Chennai: Scrapping yet another initiative of the erstwhile DMK regime, Tamil Nadu Chief Minister Jayalalithaa on Monday announced an improved medical insurance cover under which a family can derive a maximum benefit of Rs four lakh for four years.
The new scheme would cover 950 types of medical treatment as against the previous government`s scheme of 642 types, Jayalalithaa said, as she hit out at DMK, saying its scheme had benefited only private insurance firms and private hospitals.
"Under the new scheme, a family can avail medical benefits of upto Rs four lakh for four years while it was Rs one lakh for four years according to the previous scheme," she said.
The new scheme also allots Rs 1.50 lakh per year for some specific diseases, Jayalalithaa said in a statement.

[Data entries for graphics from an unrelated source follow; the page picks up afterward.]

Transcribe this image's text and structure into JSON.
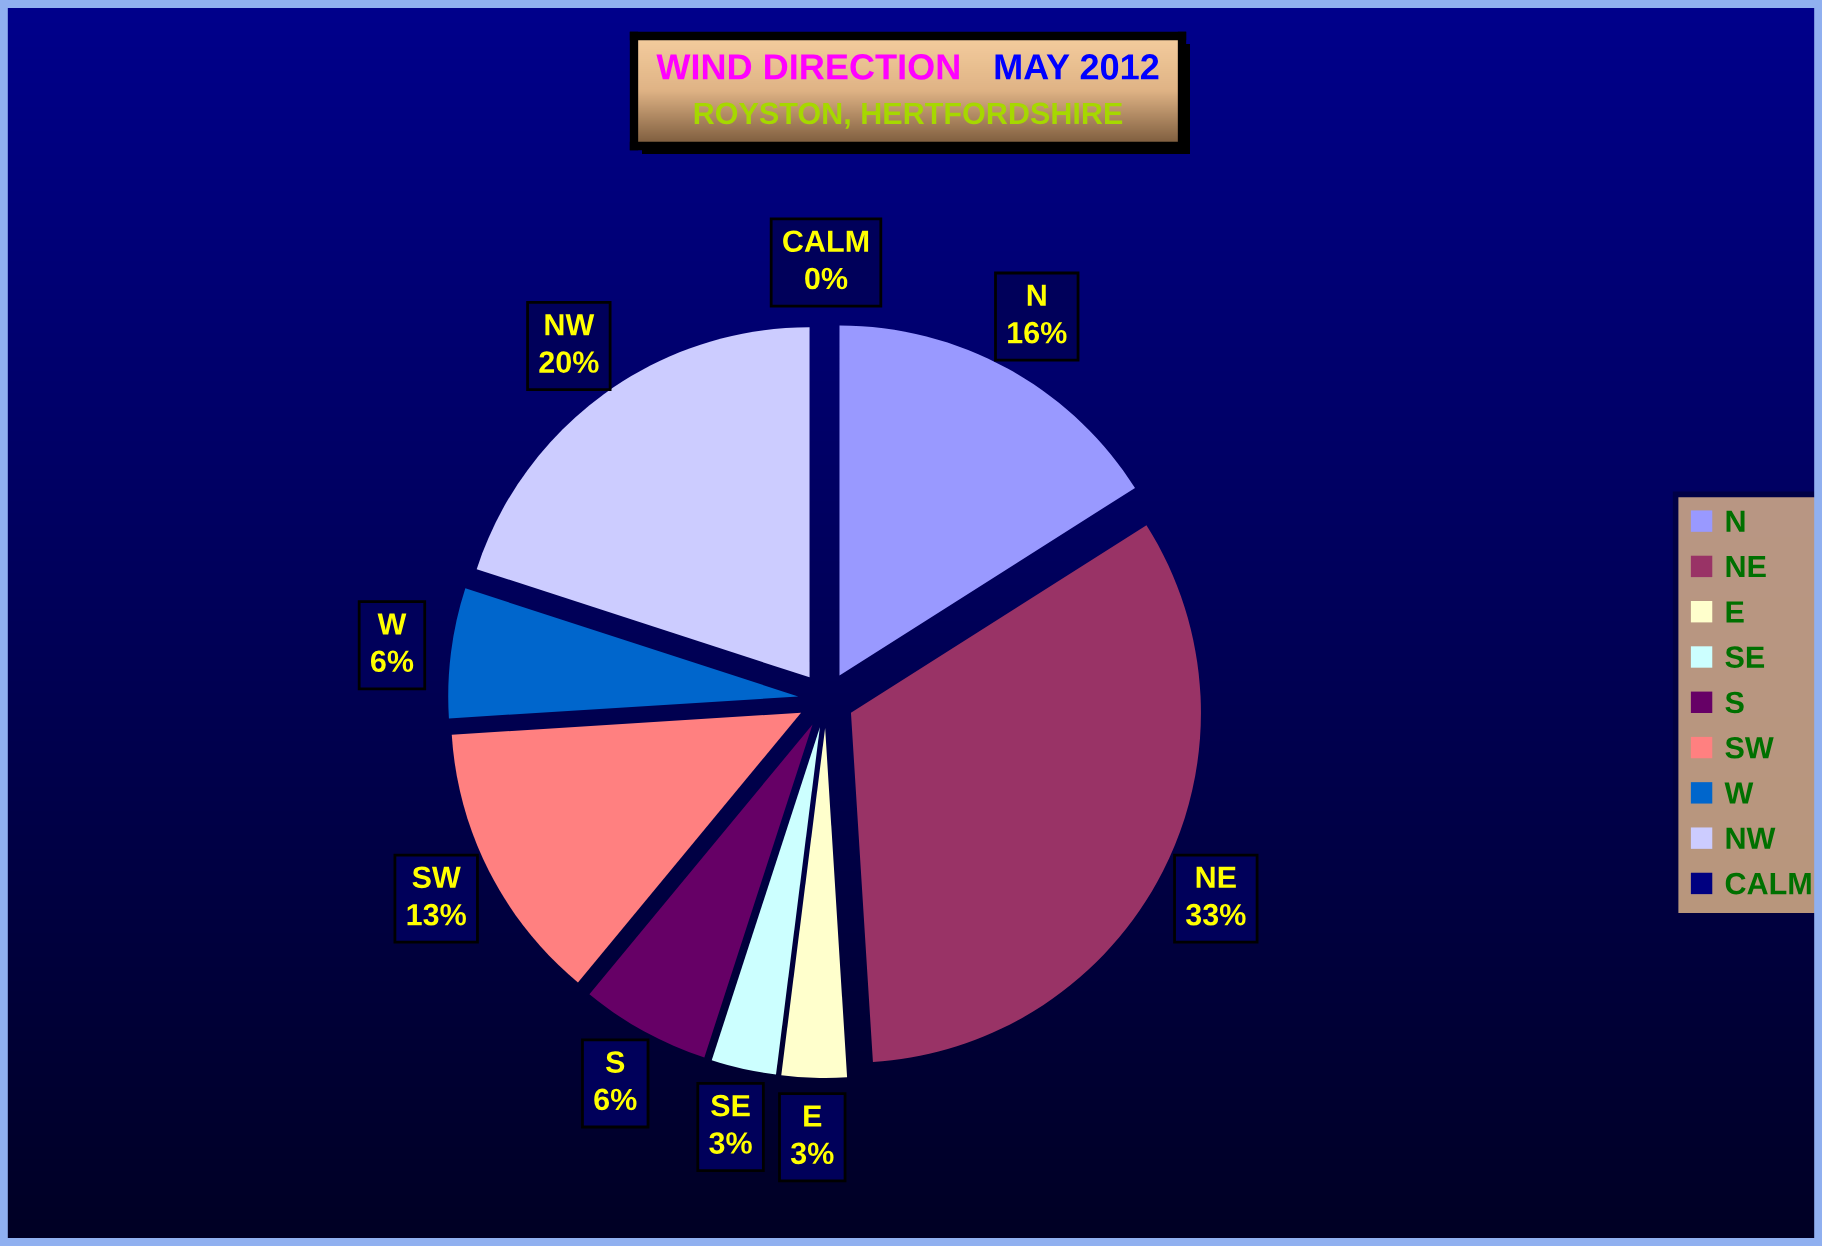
{
  "chart_data": {
    "type": "pie",
    "title": "WIND DIRECTION   MAY 2012",
    "subtitle": "ROYSTON, HERTFORDSHIRE",
    "categories": [
      "N",
      "NE",
      "E",
      "SE",
      "S",
      "SW",
      "W",
      "NW",
      "CALM"
    ],
    "values": [
      16,
      33,
      3,
      3,
      6,
      13,
      6,
      20,
      0
    ],
    "value_labels": [
      "16%",
      "33%",
      "3%",
      "3%",
      "6%",
      "13%",
      "6%",
      "20%",
      "0%"
    ],
    "colors": [
      "#9999ff",
      "#993366",
      "#ffffcc",
      "#ccffff",
      "#660066",
      "#ff8080",
      "#0066cc",
      "#ccccff",
      "#000080"
    ],
    "legend": "right"
  }
}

The Kalaignar Insurance Scheme, named after then Chief Minister M Karunanidhi by the DMK regime, had envisaged offering medical services free of cost to persons with annual income of Rs 72,000.
Jayalalithaa said expenses on certain tests prior to and after surgeries would also be covered under the new scheme, "which were not there in the previous scheme."
Jayalalithaa, without naming the Kalaignar Insurance Scheme, said it had fallen short of meeting people`s health needs completely.
After assuming power, Jayalalithaa had discarded the flagship scheme of the previous DMK regime, that of supplying colour TV sets free of cost, besides freezing construction of the New Assembly Complex, pending enquiry.
Her government has set up an Enquiry Commission to probe into alleged irregularities and "inordinate delay," in construction of the near Rs 1,000 crore structures.
The Jayalalilthaa government had announced in the Governor`s address on July 3 that a new insurance scheme to achieve quality medical services for all would be launched. The scheme would be expanded to government hospitals to ensure delivery of better medical services, she said, adding they would also be provided the full amount like private hospitals.
"Further, some treatment will be available only in government hospitals. Special wards will be created for this purpose, thus making more people utilize the services of government-run hospitals," she said.
With the new scheme likely to take some time to be introduced, status quo would continue for certain life-saving treatments in private hospitals, she said, adding the government would directly pay expenses for these treatments to the respective hospitals.